In most of my classes, we spend the first 2/3 of the semester covering theory, concepts, and principles. In the last 1/3 of the semester, we move into realworld projects. I'm amazed at how consistently the final projects (new media texts, websites, etc.) seem to forget the first 2/3 of the course and just forge, relatively blindly, ahead into final designs that seem somewhat inspired, but very muddled. This, I know, is a common problem for most teachers. I've tried other variations on the structure—rubrics for the final project that clearly lay out how students need to use design rules in final projects, putting smaller projects earlier rather than a monolithic one at the end, etc. I sometimes spend a full class at the start of the final project overviewing the major conceptual/theoretical work we've covered, reminding students that the final projects are their opportunity to demonstrate that they know how to apply the concepts/theories. Not much luck. (If you're one of my students and you're reading this weblog entry, obviously you're an exception.)

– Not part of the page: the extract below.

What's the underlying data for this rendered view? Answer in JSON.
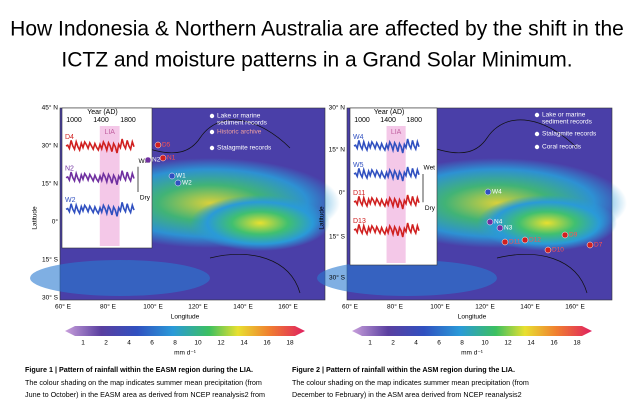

At Design View, Andy Rutledge has some great examples of the interaction of context and design guidelines (he claims they're inviolable rules, but I think on rare occasions any and all of them can be broken to great effect—but that's a rare thing for a new designer to achieve, rare enough to be an accident).

Among the more counterintuitive characteristics of art and design is the fact that these endeavors are governed by rules. The rules of artistry (and therefore design) are inviolate and unchanging. If you don’t obey the rules, your results will be boring, uninspiring, uncommunicative, and less than compelling. In short: poor art or poor design.